Further interactions on this matter may be required. . The Department
should also provide information on its own research completed or research
completed by the Cluster which informed the reduction of this target. The
Department responded in writing that a comprehensive reply in this regard
will be incorporated in the issues raised in the Annual Performance Plan,
to be submitted by 30 April 2011.
· Despite the JCPS clustering of certain crimes, the Department should
divide the crimes for reporting purposes into different categories such as
those crimes dependent of police action and those that are not.

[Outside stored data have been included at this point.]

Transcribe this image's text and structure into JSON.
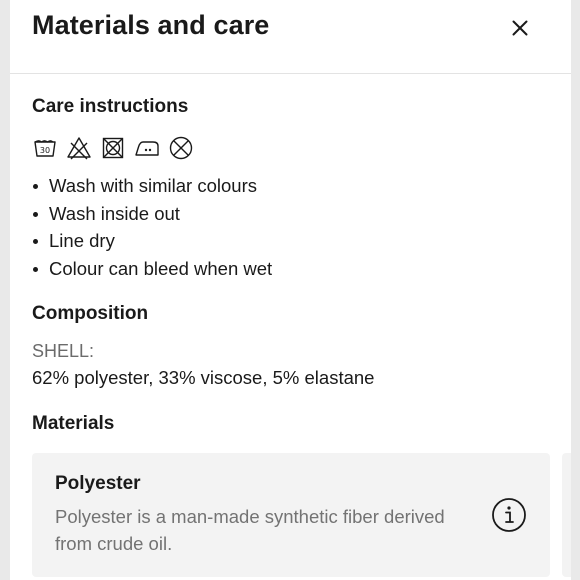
{
  "header": {
    "title": "Materials and care",
    "close_icon": "close-icon"
  },
  "care_instructions": {
    "heading": "Care instructions",
    "icons": [
      {
        "name": "wash-30-icon",
        "label": "30"
      },
      {
        "name": "do-not-bleach-icon"
      },
      {
        "name": "do-not-tumble-dry-icon"
      },
      {
        "name": "iron-medium-icon"
      },
      {
        "name": "do-not-dry-clean-icon"
      }
    ],
    "items": [
      "Wash with similar colours",
      "Wash inside out",
      "Line dry",
      "Colour can bleed when wet"
    ]
  },
  "composition": {
    "heading": "Composition",
    "label": "SHELL:",
    "value": "62% polyester, 33% viscose, 5% elastane"
  },
  "materials": {
    "heading": "Materials",
    "cards": [
      {
        "title": "Polyester",
        "description": "Polyester is a man-made synthetic fiber derived from crude oil.",
        "info_icon": "info-icon"
      }
    ]
  }
}
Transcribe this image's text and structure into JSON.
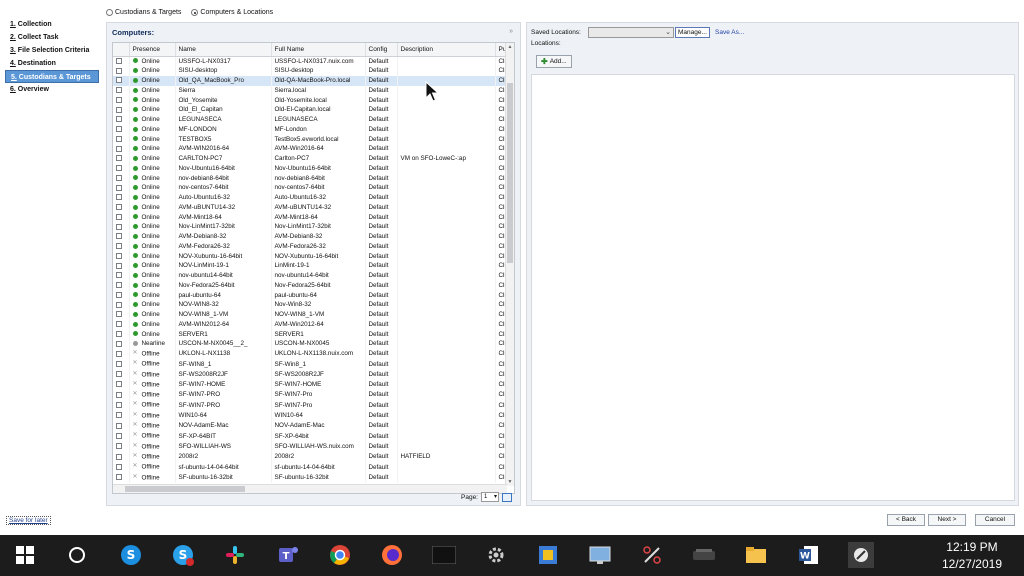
{
  "nav": {
    "items": [
      {
        "num": "1.",
        "label": "Collection"
      },
      {
        "num": "2.",
        "label": "Collect Task"
      },
      {
        "num": "3.",
        "label": "File Selection Criteria"
      },
      {
        "num": "4.",
        "label": "Destination"
      },
      {
        "num": "5.",
        "label": "Custodians & Targets"
      },
      {
        "num": "6.",
        "label": "Overview"
      }
    ],
    "active_index": 4,
    "save_later": "Save for later"
  },
  "mode": {
    "option1": "Custodians & Targets",
    "option2": "Computers & Locations",
    "selected": "Computers & Locations"
  },
  "computers": {
    "title": "Computers:",
    "columns": [
      "Presence",
      "Name",
      "Full Name",
      "Config",
      "Description",
      "Pur"
    ],
    "rows": [
      [
        "Online",
        "USSFO-L-NX0317",
        "USSFO-L-NX0317.nuix.com",
        "Default",
        "",
        "Clie"
      ],
      [
        "Online",
        "SISU-desktop",
        "SISU-desktop",
        "Default",
        "",
        "Clie"
      ],
      [
        "Online",
        "Old_QA_MacBook_Pro",
        "Old-QA-MacBook-Pro.local",
        "Default",
        "",
        "Clie"
      ],
      [
        "Online",
        "Sierra",
        "Sierra.local",
        "Default",
        "",
        "Clie"
      ],
      [
        "Online",
        "Old_Yosemite",
        "Old-Yosemite.local",
        "Default",
        "",
        "Clie"
      ],
      [
        "Online",
        "Old_El_Capitan",
        "Old-El-Capitan.local",
        "Default",
        "",
        "Clie"
      ],
      [
        "Online",
        "LEGUNASECA",
        "LEGUNASECA",
        "Default",
        "",
        "Clie"
      ],
      [
        "Online",
        "MF-LONDON",
        "MF-London",
        "Default",
        "",
        "Clie"
      ],
      [
        "Online",
        "TESTBOX5",
        "TestBox5.evworld.local",
        "Default",
        "",
        "Clie"
      ],
      [
        "Online",
        "AVM-WIN2016-64",
        "AVM-Win2016-64",
        "Default",
        "",
        "Clie"
      ],
      [
        "Online",
        "CARLTON-PC7",
        "Carlton-PC7",
        "Default",
        "VM on SFO-LoweC-:ap",
        "Clie"
      ],
      [
        "Online",
        "Nov-Ubuntu16-64bit",
        "Nov-Ubuntu16-64bit",
        "Default",
        "",
        "Clie"
      ],
      [
        "Online",
        "nov-debian8-64bit",
        "nov-debian8-64bit",
        "Default",
        "",
        "Clie"
      ],
      [
        "Online",
        "nov-centos7-64bit",
        "nov-centos7-64bit",
        "Default",
        "",
        "Clie"
      ],
      [
        "Online",
        "Auto-Ubuntu16-32",
        "Auto-Ubuntu16-32",
        "Default",
        "",
        "Clie"
      ],
      [
        "Online",
        "AVM-uBUNTU14-32",
        "AVM-uBUNTU14-32",
        "Default",
        "",
        "Clie"
      ],
      [
        "Online",
        "AVM-Mint18-64",
        "AVM-Mint18-64",
        "Default",
        "",
        "Clie"
      ],
      [
        "Online",
        "Nov-LinMint17-32bit",
        "Nov-LinMint17-32bit",
        "Default",
        "",
        "Clie"
      ],
      [
        "Online",
        "AVM-Debian8-32",
        "AVM-Debian8-32",
        "Default",
        "",
        "Clie"
      ],
      [
        "Online",
        "AVM-Fedora26-32",
        "AVM-Fedora26-32",
        "Default",
        "",
        "Clie"
      ],
      [
        "Online",
        "NOV-Xubuntu-16-64bit",
        "NOV-Xubuntu-16-64bit",
        "Default",
        "",
        "Clie"
      ],
      [
        "Online",
        "NOV-LinMint-19-1",
        "LinMint-19-1",
        "Default",
        "",
        "Clie"
      ],
      [
        "Online",
        "nov-ubuntu14-64bit",
        "nov-ubuntu14-64bit",
        "Default",
        "",
        "Clie"
      ],
      [
        "Online",
        "Nov-Fedora25-64bit",
        "Nov-Fedora25-64bit",
        "Default",
        "",
        "Clie"
      ],
      [
        "Online",
        "paul-ubuntu-64",
        "paul-ubuntu-64",
        "Default",
        "",
        "Clie"
      ],
      [
        "Online",
        "NOV-WIN8-32",
        "Nov-Win8-32",
        "Default",
        "",
        "Clie"
      ],
      [
        "Online",
        "NOV-WIN8_1-VM",
        "NOV-WIN8_1-VM",
        "Default",
        "",
        "Clie"
      ],
      [
        "Online",
        "AVM-WIN2012-64",
        "AVM-Win2012-64",
        "Default",
        "",
        "Clie"
      ],
      [
        "Online",
        "SERVER1",
        "SERVER1",
        "Default",
        "",
        "Clie"
      ],
      [
        "Nearline",
        "USCON-M-NX0045__2_",
        "USCON-M-NX0045",
        "Default",
        "",
        "Clie"
      ],
      [
        "Offline",
        "UKLON-L-NX1138",
        "UKLON-L-NX1138.nuix.com",
        "Default",
        "",
        "Clie"
      ],
      [
        "Offline",
        "SF-WIN8_1",
        "SF-Win8_1",
        "Default",
        "",
        "Clie"
      ],
      [
        "Offline",
        "SF-WS2008R2JF",
        "SF-WS2008R2JF",
        "Default",
        "",
        "Clie"
      ],
      [
        "Offline",
        "SF-WIN7-HOME",
        "SF-WIN7-HOME",
        "Default",
        "",
        "Clie"
      ],
      [
        "Offline",
        "SF-WIN7-PRO",
        "SF-WIN7-Pro",
        "Default",
        "",
        "Clie"
      ],
      [
        "Offline",
        "SF-WIN7-PRO",
        "SF-WIN7-Pro",
        "Default",
        "",
        "Clie"
      ],
      [
        "Offline",
        "WIN10-64",
        "WIN10-64",
        "Default",
        "",
        "Clie"
      ],
      [
        "Offline",
        "NOV-AdamE-Mac",
        "NOV-AdamE-Mac",
        "Default",
        "",
        "Clie"
      ],
      [
        "Offline",
        "SF-XP-64BIT",
        "SF-XP-64bit",
        "Default",
        "",
        "Clie"
      ],
      [
        "Offline",
        "SFO-WILLIAH-WS",
        "SFO-WILLIAH-WS.nuix.com",
        "Default",
        "",
        "Clie"
      ],
      [
        "Offline",
        "2008r2",
        "2008r2",
        "Default",
        "HATFIELD",
        "Clie"
      ],
      [
        "Offline",
        "sf-ubuntu-14-04-64bit",
        "sf-ubuntu-14-04-64bit",
        "Default",
        "",
        "Clie"
      ],
      [
        "Offline",
        "SF-ubuntu-16-32bit",
        "SF-ubuntu-16-32bit",
        "Default",
        "",
        "Clie"
      ]
    ],
    "selected_row": 2,
    "page_label": "Page:",
    "page_value": "1"
  },
  "locations": {
    "saved_label": "Saved Locations:",
    "manage_label": "Manage...",
    "saveas_label": "Save As...",
    "locations_label": "Locations:",
    "add_label": "Add..."
  },
  "footer": {
    "back_label": "< Back",
    "next_label": "Next >",
    "cancel_label": "Cancel"
  },
  "taskbar": {
    "time": "12:19 PM",
    "date": "12/27/2019"
  },
  "colors": {
    "online": "#2e9a2e",
    "nav_active": "#5b97d6",
    "link": "#2344a8"
  }
}
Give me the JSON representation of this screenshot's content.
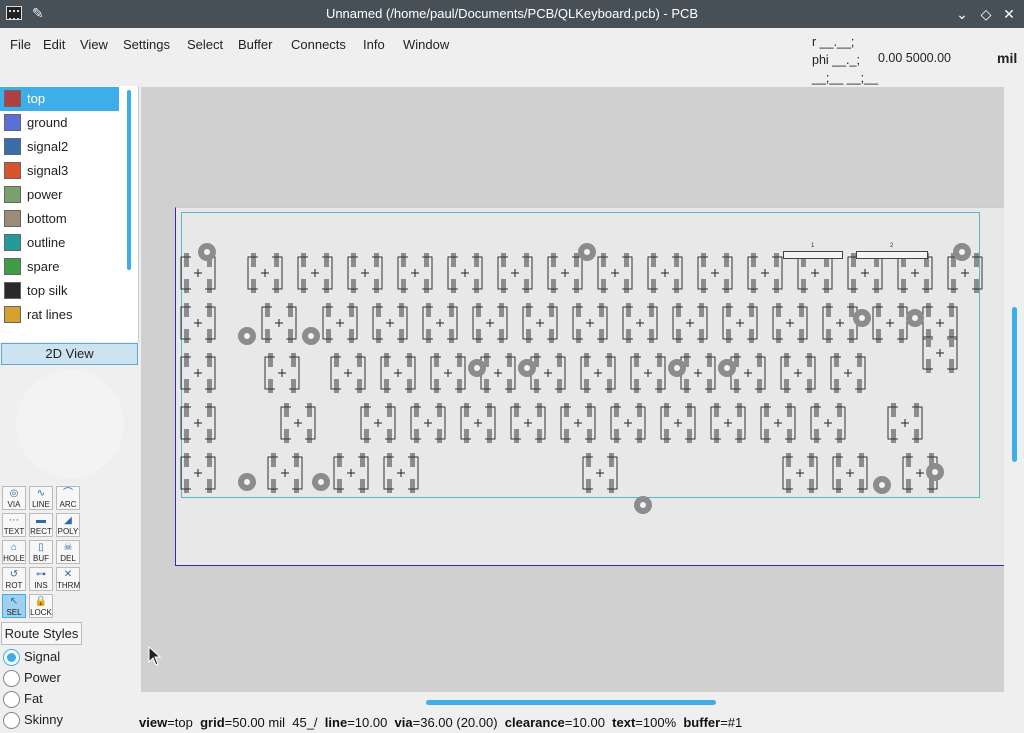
{
  "window": {
    "title": "Unnamed (/home/paul/Documents/PCB/QLKeyboard.pcb) - PCB",
    "controls": [
      "minimize",
      "restore",
      "close"
    ]
  },
  "menu": [
    "File",
    "Edit",
    "View",
    "Settings",
    "Select",
    "Buffer",
    "Connects",
    "Info",
    "Window"
  ],
  "coords": {
    "r_label": "r __.__;",
    "phi_label": "phi __._;",
    "extra": "__;__ __;__",
    "value": "0.00 5000.00",
    "units": "mil"
  },
  "layers": [
    {
      "name": "top",
      "color": "#b04040",
      "selected": true
    },
    {
      "name": "ground",
      "color": "#5a6fd8"
    },
    {
      "name": "signal2",
      "color": "#3a6eab"
    },
    {
      "name": "signal3",
      "color": "#d9542a"
    },
    {
      "name": "power",
      "color": "#7aa06c"
    },
    {
      "name": "bottom",
      "color": "#9d8b78"
    },
    {
      "name": "outline",
      "color": "#239b9b"
    },
    {
      "name": "spare",
      "color": "#3f9e45"
    },
    {
      "name": "top silk",
      "color": "#2a2a2a"
    },
    {
      "name": "rat lines",
      "color": "#d6a12c"
    }
  ],
  "view2d_label": "2D View",
  "tools": [
    {
      "label": "VIA",
      "icon": "via-icon",
      "glyph": "◎"
    },
    {
      "label": "LINE",
      "icon": "line-icon",
      "glyph": "∿"
    },
    {
      "label": "ARC",
      "icon": "arc-icon",
      "glyph": "⌒"
    },
    {
      "label": "TEXT",
      "icon": "text-icon",
      "glyph": "⋯"
    },
    {
      "label": "RECT",
      "icon": "rect-icon",
      "glyph": "▬"
    },
    {
      "label": "POLY",
      "icon": "poly-icon",
      "glyph": "◢"
    },
    {
      "label": "HOLE",
      "icon": "hole-icon",
      "glyph": "⌂"
    },
    {
      "label": "BUF",
      "icon": "buffer-icon",
      "glyph": "▯"
    },
    {
      "label": "DEL",
      "icon": "delete-icon",
      "glyph": "☠"
    },
    {
      "label": "ROT",
      "icon": "rotate-icon",
      "glyph": "↺"
    },
    {
      "label": "INS",
      "icon": "insert-icon",
      "glyph": "⊶"
    },
    {
      "label": "THRM",
      "icon": "thermal-icon",
      "glyph": "✕"
    },
    {
      "label": "SEL",
      "icon": "select-icon",
      "glyph": "↖",
      "selected": true
    },
    {
      "label": "LOCK",
      "icon": "lock-icon",
      "glyph": "🔒"
    }
  ],
  "route_styles": {
    "title": "Route Styles",
    "options": [
      {
        "label": "Signal",
        "selected": true
      },
      {
        "label": "Power"
      },
      {
        "label": "Fat"
      },
      {
        "label": "Skinny"
      }
    ]
  },
  "board": {
    "header_labels": [
      "1",
      "2"
    ]
  },
  "status": {
    "view_k": "view",
    "view_v": "=top",
    "grid_k": "grid",
    "grid_v": "=50.00 mil",
    "angle": "45_/",
    "line_k": "line",
    "line_v": "=10.00",
    "via_k": "via",
    "via_v": "=36.00 (20.00)",
    "clearance_k": "clearance",
    "clearance_v": "=10.00",
    "text_k": "text",
    "text_v": "=100%",
    "buffer_k": "buffer",
    "buffer_v": "=#1"
  }
}
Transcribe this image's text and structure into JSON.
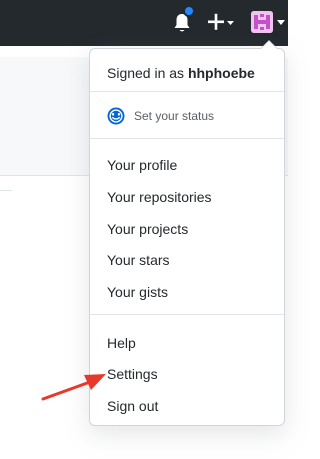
{
  "account_menu": {
    "signed_in_prefix": "Signed in as",
    "username": "hhphoebe",
    "status_label": "Set your status",
    "profile_items": [
      "Your profile",
      "Your repositories",
      "Your projects",
      "Your stars",
      "Your gists"
    ],
    "help": "Help",
    "settings": "Settings",
    "sign_out": "Sign out"
  },
  "icons": {
    "notification": "bell-icon",
    "create": "plus-icon",
    "status": "smiley-icon"
  },
  "colors": {
    "header_bg": "#24292e",
    "notification_dot": "#2188ff",
    "status_icon": "#0366d6",
    "annotation_arrow": "#e8382b"
  }
}
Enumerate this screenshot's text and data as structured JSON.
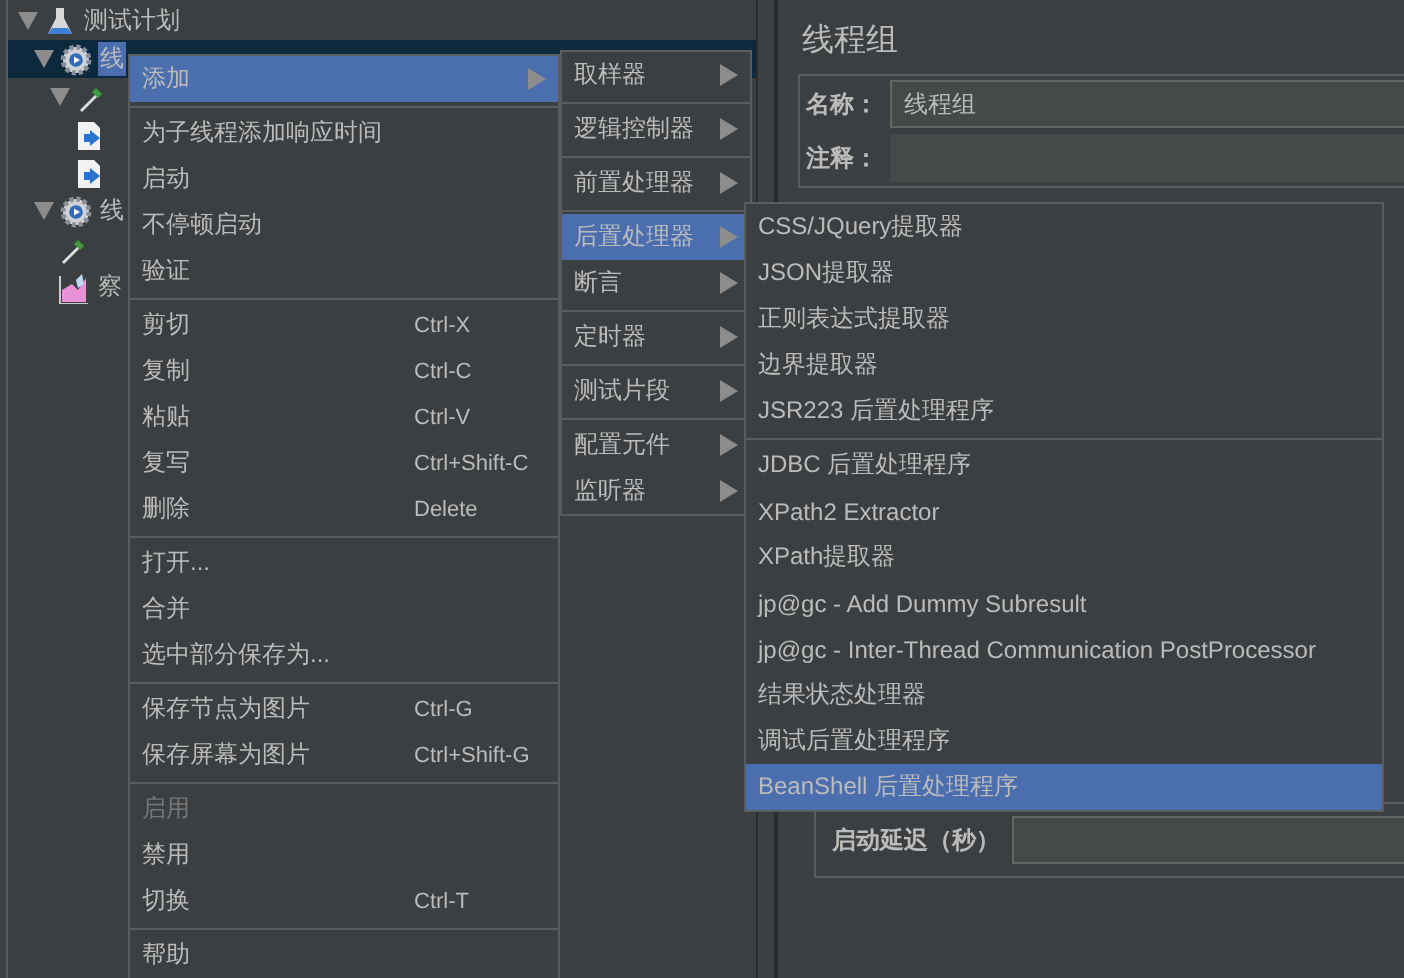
{
  "tree": [
    {
      "label": "测试计划",
      "kind": "plan",
      "expanded": true,
      "selected": false,
      "children": [
        {
          "label": "线",
          "kind": "thread-group",
          "expanded": true,
          "selected": true,
          "children": [
            {
              "kind": "sampler",
              "expanded": true,
              "selected": false,
              "children": [
                {
                  "kind": "config",
                  "selected": false
                },
                {
                  "kind": "config",
                  "selected": false
                }
              ]
            }
          ]
        },
        {
          "label": "线",
          "kind": "thread-group",
          "expanded": true,
          "selected": false,
          "children": [
            {
              "kind": "sampler",
              "selected": false
            },
            {
              "label": "察",
              "kind": "listener",
              "selected": false
            }
          ]
        }
      ]
    }
  ],
  "panel": {
    "title": "线程组",
    "name_label": "名称：",
    "name_value": "线程组",
    "comment_label": "注释：",
    "delay_label": "启动延迟（秒）"
  },
  "menus": [
    {
      "groups": [
        [
          {
            "label": "添加",
            "submenu": true,
            "selected": true,
            "disabled": false
          }
        ],
        [
          {
            "label": "为子线程添加响应时间",
            "submenu": false,
            "selected": false,
            "disabled": false
          },
          {
            "label": "启动",
            "submenu": false,
            "selected": false,
            "disabled": false
          },
          {
            "label": "不停顿启动",
            "submenu": false,
            "selected": false,
            "disabled": false
          },
          {
            "label": "验证",
            "submenu": false,
            "selected": false,
            "disabled": false
          }
        ],
        [
          {
            "label": "剪切",
            "shortcut": "Ctrl-X",
            "submenu": false,
            "selected": false,
            "disabled": false
          },
          {
            "label": "复制",
            "shortcut": "Ctrl-C",
            "submenu": false,
            "selected": false,
            "disabled": false
          },
          {
            "label": "粘贴",
            "shortcut": "Ctrl-V",
            "submenu": false,
            "selected": false,
            "disabled": false
          },
          {
            "label": "复写",
            "shortcut": "Ctrl+Shift-C",
            "submenu": false,
            "selected": false,
            "disabled": false
          },
          {
            "label": "删除",
            "shortcut": "Delete",
            "submenu": false,
            "selected": false,
            "disabled": false
          }
        ],
        [
          {
            "label": "打开...",
            "submenu": false,
            "selected": false,
            "disabled": false
          },
          {
            "label": "合并",
            "submenu": false,
            "selected": false,
            "disabled": false
          },
          {
            "label": "选中部分保存为...",
            "submenu": false,
            "selected": false,
            "disabled": false
          }
        ],
        [
          {
            "label": "保存节点为图片",
            "shortcut": "Ctrl-G",
            "submenu": false,
            "selected": false,
            "disabled": false
          },
          {
            "label": "保存屏幕为图片",
            "shortcut": "Ctrl+Shift-G",
            "submenu": false,
            "selected": false,
            "disabled": false
          }
        ],
        [
          {
            "label": "启用",
            "submenu": false,
            "selected": false,
            "disabled": true
          },
          {
            "label": "禁用",
            "submenu": false,
            "selected": false,
            "disabled": false
          },
          {
            "label": "切换",
            "shortcut": "Ctrl-T",
            "submenu": false,
            "selected": false,
            "disabled": false
          }
        ],
        [
          {
            "label": "帮助",
            "submenu": false,
            "selected": false,
            "disabled": false
          }
        ]
      ]
    },
    {
      "groups": [
        [
          {
            "label": "取样器",
            "submenu": true,
            "selected": false
          }
        ],
        [
          {
            "label": "逻辑控制器",
            "submenu": true,
            "selected": false
          }
        ],
        [
          {
            "label": "前置处理器",
            "submenu": true,
            "selected": false
          }
        ],
        [
          {
            "label": "后置处理器",
            "submenu": true,
            "selected": true
          },
          {
            "label": "断言",
            "submenu": true,
            "selected": false
          }
        ],
        [
          {
            "label": "定时器",
            "submenu": true,
            "selected": false
          }
        ],
        [
          {
            "label": "测试片段",
            "submenu": true,
            "selected": false
          }
        ],
        [
          {
            "label": "配置元件",
            "submenu": true,
            "selected": false
          },
          {
            "label": "监听器",
            "submenu": true,
            "selected": false
          }
        ]
      ]
    },
    {
      "groups": [
        [
          {
            "label": "CSS/JQuery提取器",
            "submenu": false,
            "selected": false
          },
          {
            "label": "JSON提取器",
            "submenu": false,
            "selected": false
          },
          {
            "label": "正则表达式提取器",
            "submenu": false,
            "selected": false
          },
          {
            "label": "边界提取器",
            "submenu": false,
            "selected": false
          },
          {
            "label": "JSR223 后置处理程序",
            "submenu": false,
            "selected": false
          }
        ],
        [
          {
            "label": "JDBC 后置处理程序",
            "submenu": false,
            "selected": false
          },
          {
            "label": "XPath2 Extractor",
            "submenu": false,
            "selected": false
          },
          {
            "label": "XPath提取器",
            "submenu": false,
            "selected": false
          },
          {
            "label": "jp@gc - Add Dummy Subresult",
            "submenu": false,
            "selected": false
          },
          {
            "label": "jp@gc - Inter-Thread Communication PostProcessor",
            "submenu": false,
            "selected": false
          },
          {
            "label": "结果状态处理器",
            "submenu": false,
            "selected": false
          },
          {
            "label": "调试后置处理程序",
            "submenu": false,
            "selected": false
          },
          {
            "label": "BeanShell 后置处理程序",
            "submenu": false,
            "selected": true
          }
        ]
      ]
    }
  ]
}
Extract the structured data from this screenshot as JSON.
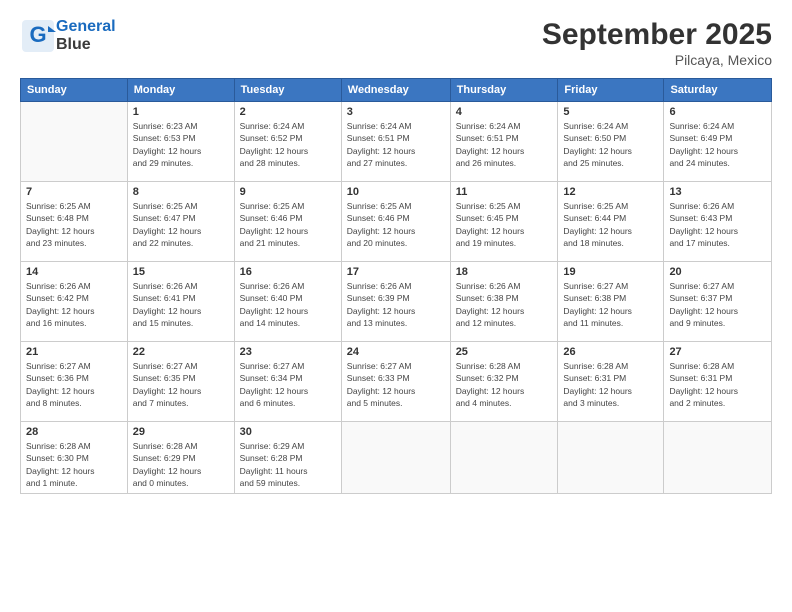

· In future, the Department should endeavour to ensure that its Annual
Performance Plans and Strategic Plans are tabled in Parliament by the
date stipulated. Delays impact negatively on the programme of
the Committee and that of Parliament.
Additional information that must be submitted to the Committee includes:
The Department should provide information on the number, type and distribution of vehicles which will be purchased in 2011/12 after receipt of the transversal contract from National Treasury.
In addition to the 5 year plan the Department should provide a written submission to the Committee on all its IS/ICT projects by 15 July 2011.
The Department should provide a full report on implementation of the turnaround strategy with regard to processing of firearm licences, permits, and renewals.
The Department should provide a full report on the research conducted with regard to workloads and the ideal number of detectives by October 2011 or earlier if this research has been completed.
The Department should conduct a review of sector policing ,identifying at the challenges and how to address them, best practises, lessons learned and the roll-out to outstanding police stations.
The Department should provide information on the occupation of Ga-Ma semoela police station.
The Department should provide information as a result of completed audit on status of firearms country wide.
7.2. Civilian Secretariat for Police
The Committee recommended the following with regard to the 2011-14 Strategic Plan and 2011/12 Annual Performance Plan and budget for the Civilian Secretariat for Police:
Oversight function of the Secretariat
· In line with its oversight function over the Department of Police, senior
representatives from the Civilian Secretariat for Police should be present
throughout the budget, annual and other strategic hearings processes
when the SAPS appears before the Committee. In addition, in future, the
Secretariat should make a presentation to the Committee, during budget
and annual report processes, on their analysis of the budget, strategic
plan and performance of the SAPS.
· The Secretariat should send the amended dates for legislation that were
sent to the Leader of Government Business, to the committee.
· The Secretariat should ensure that they do not delay the amendments to
the SAPS Amendment Act that dealt with the Directorate of Priority Crime
Investigation, as these amendments must be finalised within 18 months.
Appointment of the Chief Financial Officer
· The Secretariat is recommended to consider appointment of the CFO
earlier so that the appointee can be involved in the 2012/13
The Portfolio Committee on Police will continue to fulfil its Constitutional obligation, guided by the rules of Parliament, in providing oversight over the functioning of the Department of Police to ensure that the SAPS and the Secretariat function effectively in line with their legislative and policy requirements. The Committee will further engage with the Department on some of the matters that emanated during the hearings.
The Portfolio Committee on Police supports the budget allocation of Department of Police for 2011/12 and the 2011 MTEF and recommends that the Budget Vote 25 be adopted.